X

“Ayna ayna söyle bana”: Önce kendinize inanmayı öğrenin

Bizim insanoğlu olarak yaptığımız genel hatalardan bir tanesi de ihtiyaçlarımızı dışarıdan beklemek.

Kendimizin güzel ya da yakışıklı olduğunu, akıllı, başarılı olduğunu, değerli, değersiz olduğunu, güçlü, güçsüz olduğunu hep dışarıdan gelen yorumlara dayanarak anlıyoruz ve söylenenlere inanıyoruz. Yaptığımız iyi şeylere aferin almaya bağımlıyız. Ancak bu şekilde gerçekliğine inanıyoruz. Ancak başkaları bizi onayladığında doğruları yaptığımıza inanıyoruz ve maalesef ancak bu şekilde hayata motive olup kendimize güvenimizi tazeliyoruz.

Peki burada bir yanlış yok mu? Tek bir doğru ya da tek bir yanlışın olduğuna inanmayanlardanım. Doğrular ve yanlışlar o günkü koşullara, bakış açılarına hatta kültürlere göre bile farklılık gösterirken başkalarından duymayı beklediğimiz şeyler de o insanların aynı şekilde bakış açılarına hatta modlarına göre farklılık göstermez mi?

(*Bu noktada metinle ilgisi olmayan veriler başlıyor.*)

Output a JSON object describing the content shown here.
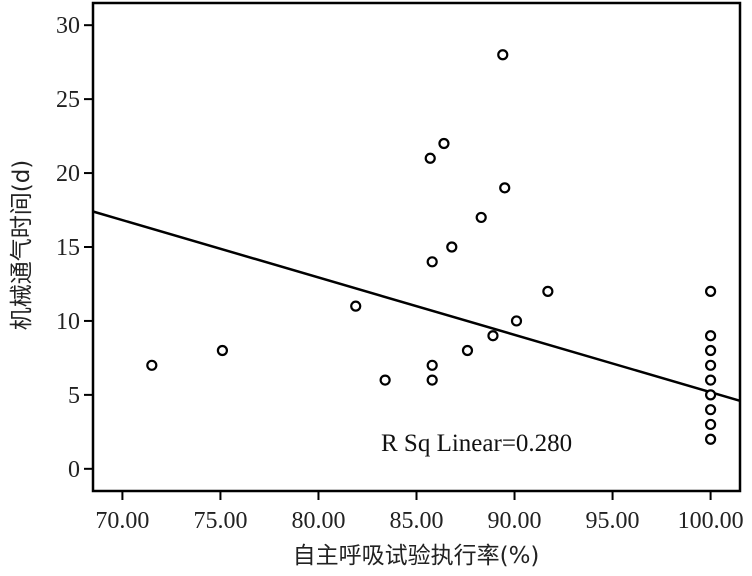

O zaman bize başkaları tarafından verilen aferinler, methiyeler de bir sabun köpüğü kadar kaygan ve geçici olmaz mı?

Olur ve oluyor da. Mesela erkek arkadaşımız ya da kız arkadaşımız bize güzel ya da yakışıklı dediğinde onlara inanıp mutlu oluyoruz fakat eğer buna kendi kalbimizden inanmıyorsak, onlar gittiklerinde kendimizi sertçe yerecek hale geliyoruz. Ya da iş hayatımız için patronumuz bize harika işler çıkardığımızdan bahsederken ve bu şekilde kendimize güvenimiz tamken, yeni gelen bir patron tam aksini düşündüğünü söylediğinde moralimiz bozuluyor ve hemen kendimizi aşağıya çekebiliyoruz.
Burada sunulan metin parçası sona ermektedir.